In a triumph of observation and data processing, astronomers at the Event Horizon Telescope have captured the first ever picture of the supermassive black hole at the center of the Milky Way Galaxy.
The black hole is named Sagittarius A* (pronounced “A-star”), and the reveal of its image received an international rollout this morning in simultaneous press conferences held by the National Science Foundation (NSF) at the National Press Club in Washington, D.C., and the European Southern Observatory headquarters in Garching, Germany.
The image represents 3.5 million gigabytes of data taken at millimeter wavelengths by eight radio telescopes around the world. “It took several years to refine our image and confirm what we had,” said Feryal Özel, an astronomer at the University of Arizona in Tucson, at the NSF press conference. “But we prevailed.”
The team published their results today in a special issue of The Astrophysical Journal Letters.
A globe-spanning telescope
Black holes are the theorized accumulations of matter that are so dense, not even light can escape the grasp of their gravity. The “hole” itself — a singularity in spacetime — remains invisible. But astronomers have been able to study them by observing their gravitational influence on stars around them. Since the 1990s, astronomers have observed stars at the center of our galaxy, roughly 27,000 light-years away, whipping around an object that appears to have the gravitational pull of 4 million Suns.
But obtaining a direct image of a black hole itself is a lot harder. Simulations show that the disk of gas around the singularity heats up and begins to glow just before it crosses the event horizon. The black hole bends light rays around it and absorbs light that strays too close, casting a shadow against the disk. Until recently, however, this had never been seen.
Then, in 2019, the Event Horizon Telescope (EHT) — a collaboration of radio telescopes around the globe — released the first ever image of a black hole: the central black hole of the galaxy M87 (or M87*), about 53 million light-years from Earth. By using a technique called very-long-baseline interferometry (VLBI), the EHT’s radio telescopes, scattered around the world, could work together to achieve the effective resolution of a telescope the size of the planet.
The resulting image is not exactly a traditional photograph, where light or radio waves are focused to form an image. Rather, scientists construct the image through computational techniques that generate synthetic images that fit the data collected by the telescopes.
Tale of two black holes
The data that went into making the M87* and Sgr A* images were taken back in April 2017 during the EHT’s inaugural observing campaign. Despite its distance, M87’s central black hole appears roughly the same size on the sky as that of our own galaxy’s.
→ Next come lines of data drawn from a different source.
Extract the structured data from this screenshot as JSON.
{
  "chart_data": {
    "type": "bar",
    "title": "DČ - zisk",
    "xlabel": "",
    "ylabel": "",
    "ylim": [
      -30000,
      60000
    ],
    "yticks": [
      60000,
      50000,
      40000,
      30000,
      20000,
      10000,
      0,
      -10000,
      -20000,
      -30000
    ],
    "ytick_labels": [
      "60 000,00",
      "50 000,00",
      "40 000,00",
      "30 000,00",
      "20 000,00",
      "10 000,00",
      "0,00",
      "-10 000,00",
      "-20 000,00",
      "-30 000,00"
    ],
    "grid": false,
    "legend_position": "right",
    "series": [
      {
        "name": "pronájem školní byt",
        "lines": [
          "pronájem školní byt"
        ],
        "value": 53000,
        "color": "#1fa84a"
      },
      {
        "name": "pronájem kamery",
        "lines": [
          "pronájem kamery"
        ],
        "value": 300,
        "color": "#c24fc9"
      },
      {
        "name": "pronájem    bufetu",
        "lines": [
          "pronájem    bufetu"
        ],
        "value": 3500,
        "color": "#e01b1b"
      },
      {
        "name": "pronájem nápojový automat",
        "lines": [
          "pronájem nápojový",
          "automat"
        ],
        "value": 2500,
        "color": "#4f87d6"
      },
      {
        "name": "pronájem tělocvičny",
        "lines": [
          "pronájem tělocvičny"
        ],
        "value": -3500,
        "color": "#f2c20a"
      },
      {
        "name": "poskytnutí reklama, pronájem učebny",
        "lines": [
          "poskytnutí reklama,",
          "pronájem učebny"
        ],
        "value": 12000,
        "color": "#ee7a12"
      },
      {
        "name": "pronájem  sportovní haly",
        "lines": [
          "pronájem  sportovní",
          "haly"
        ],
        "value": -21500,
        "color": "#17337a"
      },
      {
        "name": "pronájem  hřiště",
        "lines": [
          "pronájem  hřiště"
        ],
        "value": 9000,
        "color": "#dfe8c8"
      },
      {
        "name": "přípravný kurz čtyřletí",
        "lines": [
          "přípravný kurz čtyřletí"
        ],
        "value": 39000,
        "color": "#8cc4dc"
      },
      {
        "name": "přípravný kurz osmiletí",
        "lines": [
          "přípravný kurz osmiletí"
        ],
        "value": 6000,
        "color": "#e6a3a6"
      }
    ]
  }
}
Though M87* is about 2,000 times more distant, it is also about 1,500 times larger.
In fact, M87’s central black hole was actually easier to image. Part of that is because our view of it is clearer. At the Milky Way’s core, we are looking through the plane of our galaxy, with the disk’s gas in the way.
But another part of it is that because M87* is so large, its visual appearance is more stable. Because Sgr A* is smaller, the gas racing around it caused the overall ring to wobble and glimmer more quickly than M87*, which forced the team to develop new processing techniques.
It was “a bit like trying to take a clear picture of a puppy quickly chasing its tail,” said Chi-kwan Chan, an astronomer the University of Arizona in a statement.
However, in observing Sgr A*, astronomers did have one advantage. The M87* observations could not use all eight of the telescopes that were part of the EHT at the time — the galaxy’s location in the northern sky leaves it out of view of the South Pole Telescope (SPT) at the Amundsen-Scott South Pole Station. By contrast, the SPT could not only participate in observing Sgr A*, but could do so continuously. And its location at the end of the Earth increased the resolution of the observations significantly by widening the EHT’s baseline.
The results aren’t just a pretty picture. The extent of the black hole’s shadow — the event horizon — also provides an independent check of the mass of Sgr A*. And at 4 million solar masses, it is “perfectly aligned” with the previous measurements based on the orbital motions of stars, said Michael Johnson, an astrophysicist at the Harvard and Smithsonian Center for Astrophysics. “This is an extraordinary validation of general relativity.”
This story has been updated with details on the image processing.